Me, at ice cream shop ABC in city XYZ: “Is it good?”
Josephine: “Yeah, but it isn’t Gunther’s good.”
We have made this two-block walk to Gunther’s dozens of times, but what made this specific trip different was the context of it. This was the first time Josephine was going to buy her own ice cream.
In working continually to teach my two children (my son Henry is seven, and is also in full agreement that Gunther’s vanilla is the gold-standard of all ice cream worldwide) the myriad of skills necessary to survive in this crazy world we live in, negotiation and finances both rank highly on the list. Being the children of a financial advisor, this should not come as a huge surprise, but what I continue to find amazing is that many kids seem to have no idea about either area. And when I say kids, I don’t just mean elementary school kids, I mean junior high, high school, and even college-age kids.

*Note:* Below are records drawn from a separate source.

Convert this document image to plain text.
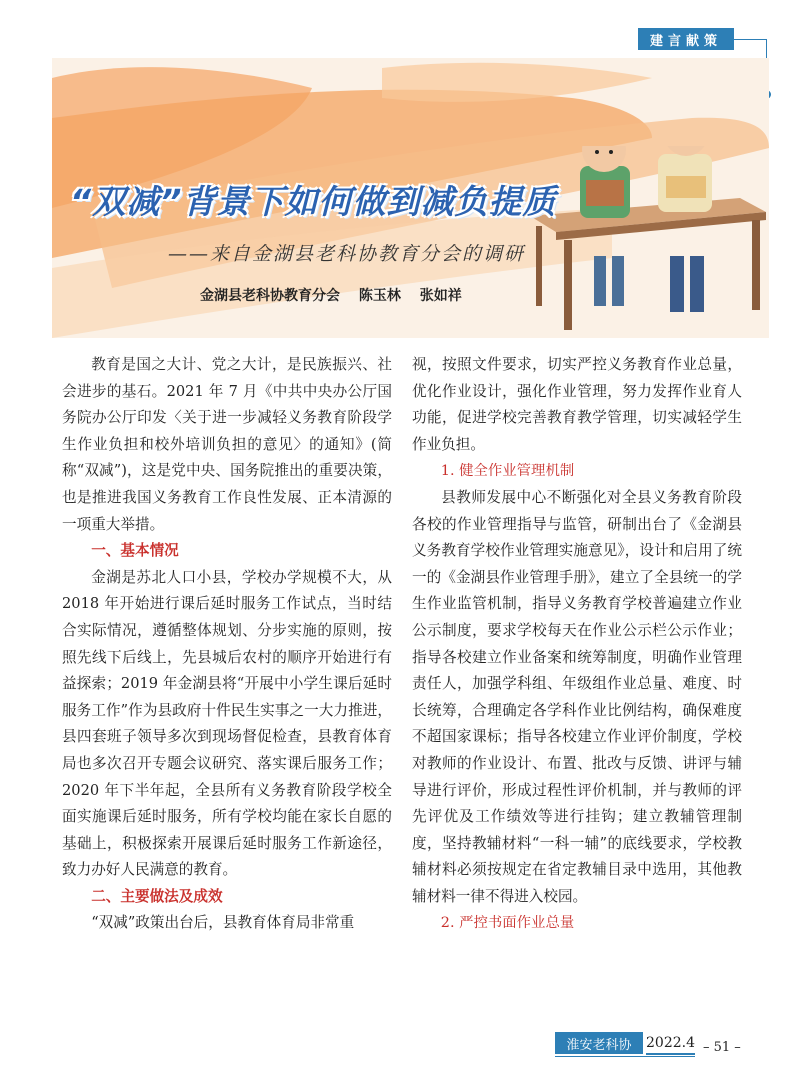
建言献策
“双减”背景下如何做到减负提质
——来自金湖县老科协教育分会的调研
金湖县老科协教育分会 陈玉林 张如祥

教育是国之大计、党之大计，是民族振兴、社会进步的基石。2021 年 7 月《中共中央办公厅国务院办公厅印发〈关于进一步减轻义务教育阶段学生作业负担和校外培训负担的意见〉的通知》(简称“双减”)，这是党中央、国务院推出的重要决策，也是推进我国义务教育工作良性发展、正本清源的一项重大举措。

一、基本情况

金湖是苏北人口小县，学校办学规模不大，从 2018 年开始进行课后延时服务工作试点，当时结合实际情况，遵循整体规划、分步实施的原则，按照先线下后线上，先县城后农村的顺序开始进行有益探索；2019 年金湖县将“开展中小学生课后延时服务工作”作为县政府十件民生实事之一大力推进，县四套班子领导多次到现场督促检查，县教育体育局也多次召开专题会议研究、落实课后服务工作；2020 年下半年起，全县所有义务教育阶段学校全面实施课后延时服务，所有学校均能在家长自愿的基础上，积极探索开展课后延时服务工作新途径，致力办好人民满意的教育。

二、主要做法及成效

“双减”政策出台后，县教育体育局非常重

视，按照文件要求，切实严控义务教育作业总量，优化作业设计，强化作业管理，努力发挥作业育人功能，促进学校完善教育教学管理，切实减轻学生作业负担。

1. 健全作业管理机制

县教师发展中心不断强化对全县义务教育阶段各校的作业管理指导与监管，研制出台了《金湖县义务教育学校作业管理实施意见》，设计和启用了统一的《金湖县作业管理手册》，建立了全县统一的学生作业监管机制，指导义务教育学校普遍建立作业公示制度，要求学校每天在作业公示栏公示作业；指导各校建立作业备案和统筹制度，明确作业管理责任人，加强学科组、年级组作业总量、难度、时长统筹，合理确定各学科作业比例结构，确保难度不超国家课标；指导各校建立作业评价制度，学校对教师的作业设计、布置、批改与反馈、讲评与辅导进行评价，形成过程性评价机制，并与教师的评先评优及工作绩效等进行挂钩；建立教辅管理制度，坚持教辅材料“一科一辅”的底线要求，学校教辅材料必须按规定在省定教辅目录中选用，其他教辅材料一律不得进入校园。

2. 严控书面作业总量
淮安老科协	2022.4 – 51 –
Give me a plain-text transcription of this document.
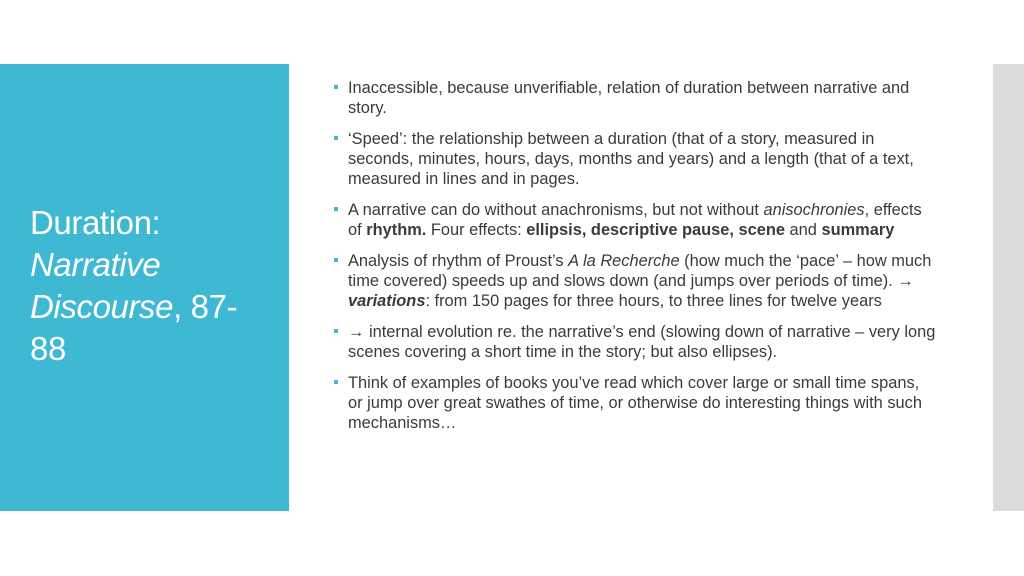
Duration:
Narrative
Discourse, 87-
88
Inaccessible, because unverifiable, relation of duration between narrative and story.
‘Speed’: the relationship between a duration (that of a story, measured in seconds, minutes, hours, days, months and years) and a length (that of a text, measured in lines and in pages.
A narrative can do without anachronisms, but not without anisochronies, effects of rhythm. Four effects: ellipsis, descriptive pause, scene and summary
Analysis of rhythm of Proust’s A la Recherche (how much the ‘pace’ – how much time covered) speeds up and slows down (and jumps over periods of time). → variations: from 150 pages for three hours, to three lines for twelve years
→ internal evolution re. the narrative’s end (slowing down of narrative – very long scenes covering a short time in the story; but also ellipses).
Think of examples of books you’ve read which cover large or small time spans, or jump over great swathes of time, or otherwise do interesting things with such mechanisms…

As most of us should or already do know, a negotiation can be deemed “successful” if both parties feel they obtained a benefit as a result. And it is common knowledge that you typically have to give something to get something. The fun is the art of the dance. However, win-win is not the definition of negotiation, it is only the goal. Fortunately, my walk down to Gunther’s with Josephine was a product of a successful negotiation, which as any parent can attest, is not always the outcome. Subsequent to being presented with her half-birthday data point, I was propositioned by Josephine to go to Gunther’s to celebrate. Leveraging this “fact” was a stretch, for sure, but I appreciated her spirit in asking and attempting to take advantage of her perceived half-birthday negotiating currency. One life rule both Eschleman children should know is to always ASK if you want something, and do not assume the answer is no, because you never know when you will catch someone in a good mood or at a moment of weakness.

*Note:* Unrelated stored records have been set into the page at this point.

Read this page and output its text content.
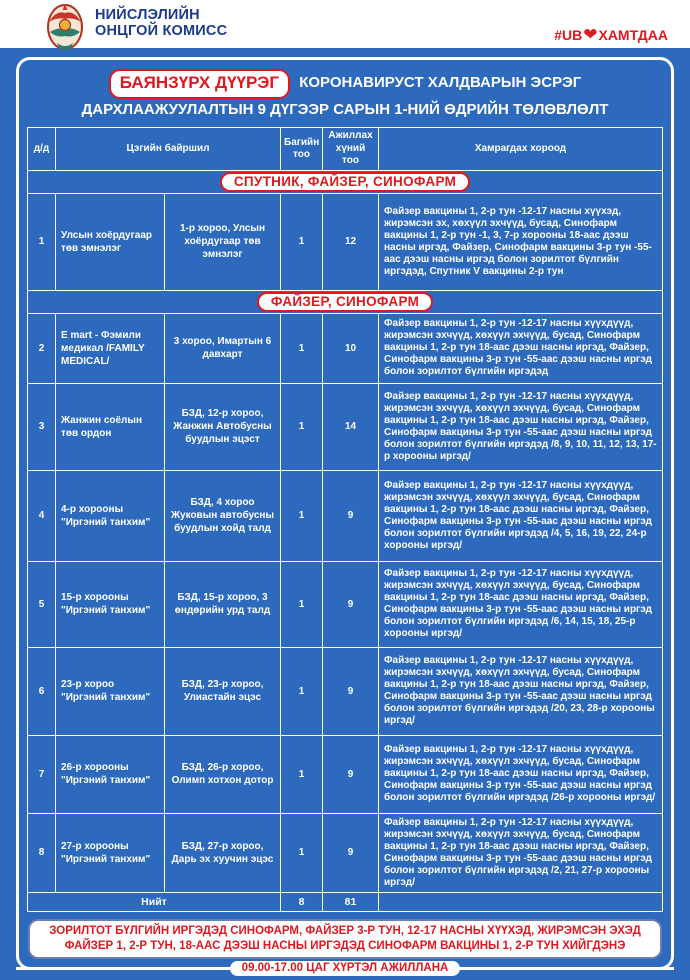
НИЙСЛЭЛИЙН
ОНЦГОЙ КОМИСС	#UB ❤ ХАМТДАА
БАЯНЗҮРХ ДҮҮРЭГ КОРОНАВИРУСТ ХАЛДВАРЫН ЭСРЭГ
ДАРХЛААЖУУЛАЛТЫН 9 ДҮГЭЭР САРЫН 1-НИЙ ӨДРИЙН ТӨЛӨВЛӨЛТ
д/д	Цэгийн байршил		Багийн тоо	Ажиллах хүний тоо	Хамрагдах хороод
СПУТНИК, ФАЙЗЕР, СИНОФАРМ					
1	Улсын хоёрдугаар төв эмнэлэг	1-р хороо, Улсын хоёрдугаар төв эмнэлэг	1	12	Файзер вакцины 1, 2-р тун -12-17 насны хүүхэд, жирэмсэн эх, хөхүүл эхчүүд, бусад, Синофарм вакцины 1, 2-р тун -1, 3, 7-р хорооны 18-аас дээш насны иргэд, Файзер, Синофарм вакцины 3-р тун -55-аас дээш насны иргэд болон зорилтот бүлгийн иргэдэд, Спутник V вакцины 2-р тун
ФАЙЗЕР, СИНОФАРМ					
2	E mart - Фэмили медикал /FAMILY MEDICAL/	3 хороо, Имартын 6 давхарт	1	10	Файзер вакцины 1, 2-р тун -12-17 насны хүүхдүүд, жирэмсэн эхчүүд, хөхүүл эхчүүд, бусад, Синофарм вакцины 1, 2-р тун 18-аас дээш насны иргэд, Файзер, Синофарм вакцины 3-р тун -55-аас дээш насны иргэд болон зорилтот бүлгийн иргэдэд
3	Жанжин соёлын төв ордон	БЗД, 12-р хороо, Жанжин Автобусны буудлын эцэст	1	14	Файзер вакцины 1, 2-р тун -12-17 насны хүүхдүүд, жирэмсэн эхчүүд, хөхүүл эхчүүд, бусад, Синофарм вакцины 1, 2-р тун 18-аас дээш насны иргэд, Файзер, Синофарм вакцины 3-р тун -55-аас дээш насны иргэд болон зорилтот бүлгийн иргэдэд /8, 9, 10, 11, 12, 13, 17-р хорооны иргэд/
4	4-р хорооны "Иргэний танхим"	БЗД, 4 хороо Жуковын автобусны буудлын хойд талд	1	9	Файзер вакцины 1, 2-р тун -12-17 насны хүүхдүүд, жирэмсэн эхчүүд, хөхүүл эхчүүд, бусад, Синофарм вакцины 1, 2-р тун 18-аас дээш насны иргэд, Файзер, Синофарм вакцины 3-р тун -55-аас дээш насны иргэд болон зорилтот бүлгийн иргэдэд /4, 5, 16, 19, 22, 24-р хорооны иргэд/
5	15-р хорооны "Иргэний танхим"	БЗД, 15-р хороо, 3 өндөрийн урд талд	1	9	Файзер вакцины 1, 2-р тун -12-17 насны хүүхдүүд, жирэмсэн эхчүүд, хөхүүл эхчүүд, бусад, Синофарм вакцины 1, 2-р тун 18-аас дээш насны иргэд, Файзер, Синофарм вакцины 3-р тун -55-аас дээш насны иргэд болон зорилтот бүлгийн иргэдэд /6, 14, 15, 18, 25-р хорооны иргэд/
6	23-р хороо "Иргэний танхим"	БЗД, 23-р хороо, Улиастайн эцэс	1	9	Файзер вакцины 1, 2-р тун -12-17 насны хүүхдүүд, жирэмсэн эхчүүд, хөхүүл эхчүүд, бусад, Синофарм вакцины 1, 2-р тун 18-аас дээш насны иргэд, Файзер, Синофарм вакцины 3-р тун -55-аас дээш насны иргэд болон зорилтот бүлгийн иргэдэд /20, 23, 28-р хорооны иргэд/
7	26-р хорооны "Иргэний танхим"	БЗД, 26-р хороо, Олимп хотхон дотор	1	9	Файзер вакцины 1, 2-р тун -12-17 насны хүүхдүүд, жирэмсэн эхчүүд, хөхүүл эхчүүд, бусад, Синофарм вакцины 1, 2-р тун 18-аас дээш насны иргэд, Файзер, Синофарм вакцины 3-р тун -55-аас дээш насны иргэд болон зорилтот бүлгийн иргэдэд /26-р хорооны иргэд/
8	27-р хорооны "Иргэний танхим"	БЗД, 27-р хороо, Дарь эх хуучин эцэс	1	9	Файзер вакцины 1, 2-р тун -12-17 насны хүүхдүүд, жирэмсэн эхчүүд, хөхүүл эхчүүд, бусад, Синофарм вакцины 1, 2-р тун 18-аас дээш насны иргэд, Файзер, Синофарм вакцины 3-р тун -55-аас дээш насны иргэд болон зорилтот бүлгийн иргэдэд /2, 21, 27-р хорооны иргэд/
Нийт			8	81	
ЗОРИЛТОТ БҮЛГИЙН ИРГЭДЭД СИНОФАРМ, ФАЙЗЕР 3-Р ТУН, 12-17 НАСНЫ ХҮҮХЭД, ЖИРЭМСЭН ЭХЭД ФАЙЗЕР 1, 2-Р ТУН, 18-ААС ДЭЭШ НАСНЫ ИРГЭДЭД СИНОФАРМ ВАКЦИНЫ 1, 2-Р ТУН ХИЙГДЭНЭ
09.00-17.00 ЦАГ ХҮРТЭЛ АЖИЛЛАНА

I considered what she proposed for a moment and tried to remain unbiased in my response, which is difficult to do if you have had Gunther’s ice cream. Then, my response dawned on me, and I said with just a slight grin, “Sure, we can go to Gunther’s, but only if we go Dutch.”
The look on Josephine’s face did not let me down, as I was hopeful she had no clue what I was talking about. Pleased with myself for taking advantage of the situation to educate her on what “going Dutch” means, she pondered my counter-offer for only a few moments, as quick decision-making, for better or worse, is also an Eschleman personality trait – “OK Dad, let’s do it.”